Para Mello, a lei aprovada e encaminhada à sanção do presidente Lula deve “produzir impactos significativos na redução de abusos online”.
“Ao priorizar a remoção de conteúdos de exploração sexual, pornografia e assédio, cria-se um patamar de responsabilidade para as plataformas. O veto ao impulsionamento e à monetização de conteúdos sexualizados envolvendo crianças é outro ponto crucial, pois desincentiva práticas que hoje alimentam redes de exploração”, explica ela.
“Ao exigir relatórios semestrais de transparência e obrigar empresas a implementar políticas educativas e canais de apoio, o texto fortalece tanto a prevenção quanto a resposta aos crimes. Apesar disso, sabemos que o problema é multifatorial: a lei ajuda a reduzir riscos, mas será necessária uma atuação integrada de empresas, famílias, escolas e autoridades para enfrentar abusos e crimes de forma mais ampla”, completa.
O advogado Luis Fernando Prado, especialista em privacidade e proteção de dados, vai na mesma direção e destaca que o chamado ECA Digital, apesar de “louvável”, não é a única proteção de crianças online. “É importante ressaltar também que a proteção de crianças e adolescentes no ambiente online é uma responsabilidade compartilhada, e não um dever exclusivo das empresas de tecnologia.”
Adaptação das redes
O cumprimento do novo arcabouço legal será uma questão para as redes sociais. É importante lembrar do forte lobby contra o chamado PL das Fake News por parte das big techs que, de um lado foi ao campo negociar com os parlamentares, e por outro, Google, Meta e Spotify foram alguns dos exemplos que investiram em campanhas publicitárias junto ao usuário para protestar contra a matéria, enterrada pela Câmara.
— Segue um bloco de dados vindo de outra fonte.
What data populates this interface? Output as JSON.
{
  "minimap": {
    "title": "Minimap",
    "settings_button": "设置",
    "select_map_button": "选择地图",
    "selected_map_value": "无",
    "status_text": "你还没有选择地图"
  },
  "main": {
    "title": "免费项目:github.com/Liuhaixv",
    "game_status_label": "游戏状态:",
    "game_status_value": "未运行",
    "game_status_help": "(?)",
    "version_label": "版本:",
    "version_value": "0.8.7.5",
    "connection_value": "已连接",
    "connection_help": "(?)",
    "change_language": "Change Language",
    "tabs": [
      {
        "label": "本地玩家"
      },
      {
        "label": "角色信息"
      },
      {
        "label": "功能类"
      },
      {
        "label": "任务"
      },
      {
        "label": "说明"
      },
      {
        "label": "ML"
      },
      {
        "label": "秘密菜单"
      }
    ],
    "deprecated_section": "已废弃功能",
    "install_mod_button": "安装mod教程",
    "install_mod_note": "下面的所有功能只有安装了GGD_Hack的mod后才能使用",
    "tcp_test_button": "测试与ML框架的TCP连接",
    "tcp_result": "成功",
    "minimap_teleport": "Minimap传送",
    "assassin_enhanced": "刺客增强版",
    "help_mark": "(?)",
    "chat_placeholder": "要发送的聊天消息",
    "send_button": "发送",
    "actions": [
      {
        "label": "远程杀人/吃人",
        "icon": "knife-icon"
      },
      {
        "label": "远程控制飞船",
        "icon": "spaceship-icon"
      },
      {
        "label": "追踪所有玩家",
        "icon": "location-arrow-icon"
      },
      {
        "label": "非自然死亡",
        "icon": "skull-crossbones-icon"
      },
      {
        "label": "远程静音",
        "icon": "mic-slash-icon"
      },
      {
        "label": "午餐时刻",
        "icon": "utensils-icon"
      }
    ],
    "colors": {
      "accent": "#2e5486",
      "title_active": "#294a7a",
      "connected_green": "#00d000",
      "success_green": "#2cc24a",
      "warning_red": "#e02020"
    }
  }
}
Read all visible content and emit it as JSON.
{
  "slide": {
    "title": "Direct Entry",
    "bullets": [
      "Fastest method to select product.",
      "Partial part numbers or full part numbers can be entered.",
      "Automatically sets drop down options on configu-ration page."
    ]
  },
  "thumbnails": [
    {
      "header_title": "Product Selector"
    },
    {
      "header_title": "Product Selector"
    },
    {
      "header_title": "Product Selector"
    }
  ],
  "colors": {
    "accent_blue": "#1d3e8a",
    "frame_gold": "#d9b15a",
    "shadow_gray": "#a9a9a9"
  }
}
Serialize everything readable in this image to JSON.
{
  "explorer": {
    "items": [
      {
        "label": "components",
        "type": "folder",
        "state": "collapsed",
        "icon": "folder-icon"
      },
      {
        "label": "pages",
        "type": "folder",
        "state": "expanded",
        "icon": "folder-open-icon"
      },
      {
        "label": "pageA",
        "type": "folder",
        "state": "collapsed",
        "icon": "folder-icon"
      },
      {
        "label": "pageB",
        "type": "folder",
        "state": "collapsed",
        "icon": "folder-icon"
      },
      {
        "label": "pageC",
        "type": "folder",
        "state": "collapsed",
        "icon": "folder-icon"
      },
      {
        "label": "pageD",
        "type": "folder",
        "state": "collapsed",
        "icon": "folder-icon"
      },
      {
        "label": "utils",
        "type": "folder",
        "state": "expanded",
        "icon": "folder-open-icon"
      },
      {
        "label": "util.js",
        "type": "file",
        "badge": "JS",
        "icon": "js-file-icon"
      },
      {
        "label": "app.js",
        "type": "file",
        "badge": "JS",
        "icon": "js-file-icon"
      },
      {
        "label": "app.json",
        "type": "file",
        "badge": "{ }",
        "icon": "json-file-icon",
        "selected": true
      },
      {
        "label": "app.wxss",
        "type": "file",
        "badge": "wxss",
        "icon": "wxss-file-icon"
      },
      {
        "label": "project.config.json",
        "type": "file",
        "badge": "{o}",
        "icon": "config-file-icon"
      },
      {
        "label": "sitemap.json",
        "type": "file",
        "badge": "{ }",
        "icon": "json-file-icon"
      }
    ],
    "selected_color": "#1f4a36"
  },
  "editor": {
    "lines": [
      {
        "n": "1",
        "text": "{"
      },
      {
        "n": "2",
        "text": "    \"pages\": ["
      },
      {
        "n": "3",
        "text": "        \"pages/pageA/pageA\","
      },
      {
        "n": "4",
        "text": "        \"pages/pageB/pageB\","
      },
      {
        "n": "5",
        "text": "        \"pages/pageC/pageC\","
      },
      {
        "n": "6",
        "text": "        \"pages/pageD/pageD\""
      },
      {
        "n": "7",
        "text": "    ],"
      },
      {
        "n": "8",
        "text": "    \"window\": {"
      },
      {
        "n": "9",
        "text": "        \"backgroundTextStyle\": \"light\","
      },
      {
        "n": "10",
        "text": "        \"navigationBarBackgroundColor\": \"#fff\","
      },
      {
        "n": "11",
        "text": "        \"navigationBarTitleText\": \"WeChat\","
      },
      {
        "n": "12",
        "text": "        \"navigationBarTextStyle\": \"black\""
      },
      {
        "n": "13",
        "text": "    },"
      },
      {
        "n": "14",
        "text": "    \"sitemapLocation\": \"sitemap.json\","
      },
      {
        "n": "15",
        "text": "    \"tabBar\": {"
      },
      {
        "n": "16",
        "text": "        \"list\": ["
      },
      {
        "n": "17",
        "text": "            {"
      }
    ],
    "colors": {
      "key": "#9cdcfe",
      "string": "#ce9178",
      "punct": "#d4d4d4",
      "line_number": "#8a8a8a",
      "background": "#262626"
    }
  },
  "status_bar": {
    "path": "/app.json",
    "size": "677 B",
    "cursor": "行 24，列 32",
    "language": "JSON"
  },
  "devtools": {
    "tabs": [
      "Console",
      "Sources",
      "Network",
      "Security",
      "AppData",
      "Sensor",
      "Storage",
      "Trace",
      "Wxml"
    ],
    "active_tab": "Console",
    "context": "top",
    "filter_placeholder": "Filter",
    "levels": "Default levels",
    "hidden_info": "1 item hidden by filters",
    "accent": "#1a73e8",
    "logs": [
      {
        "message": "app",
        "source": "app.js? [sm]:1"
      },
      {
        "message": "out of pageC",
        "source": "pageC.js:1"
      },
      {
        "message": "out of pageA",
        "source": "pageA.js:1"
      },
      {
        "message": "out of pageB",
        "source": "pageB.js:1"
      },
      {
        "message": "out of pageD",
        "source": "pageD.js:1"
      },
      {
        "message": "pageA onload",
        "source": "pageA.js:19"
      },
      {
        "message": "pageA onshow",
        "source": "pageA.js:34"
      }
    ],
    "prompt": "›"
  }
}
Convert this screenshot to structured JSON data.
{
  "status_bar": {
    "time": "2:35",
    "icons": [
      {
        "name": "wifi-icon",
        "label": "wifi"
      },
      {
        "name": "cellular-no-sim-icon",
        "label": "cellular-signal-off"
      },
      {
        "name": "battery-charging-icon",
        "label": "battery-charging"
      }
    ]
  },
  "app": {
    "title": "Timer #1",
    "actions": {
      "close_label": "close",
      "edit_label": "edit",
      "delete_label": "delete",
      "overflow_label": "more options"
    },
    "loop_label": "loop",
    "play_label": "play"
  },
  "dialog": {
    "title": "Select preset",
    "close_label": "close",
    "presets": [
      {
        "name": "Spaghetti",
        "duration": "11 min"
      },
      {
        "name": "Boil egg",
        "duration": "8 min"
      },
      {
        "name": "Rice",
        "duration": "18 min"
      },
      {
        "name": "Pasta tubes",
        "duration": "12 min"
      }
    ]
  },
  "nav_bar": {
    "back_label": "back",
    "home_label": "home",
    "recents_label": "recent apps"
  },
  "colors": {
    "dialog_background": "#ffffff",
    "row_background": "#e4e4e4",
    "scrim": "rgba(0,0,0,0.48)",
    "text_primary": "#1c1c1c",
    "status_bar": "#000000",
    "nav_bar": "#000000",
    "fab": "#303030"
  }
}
“As big techs terão um ano para se adaptar, e sabemos que a adequação plena dependerá tanto da pressão regulatória quanto da existência de uma autoridade independente para fiscalizar o cumprimento da lei e aplicar sanções. O histórico mostra que, sem fiscalização robusta, essas empresas tendem a priorizar seus modelos de negócio em detrimento da proteção infantil”, ponderou a pesquisadora do Instituto Alana.
“Portanto, acreditamos que a lei cria as bases para que as plataformas sejam obrigadas a se adequar, e sua efetividade virá em grande medida da capacidade de monitorar e cobrar a implementação das medidas. Transparência, relatórios obrigatórios e participação social nesse processo serão elementos decisivos para que as big techs assumam suas responsabilidades de forma real e concreta”, finaliza.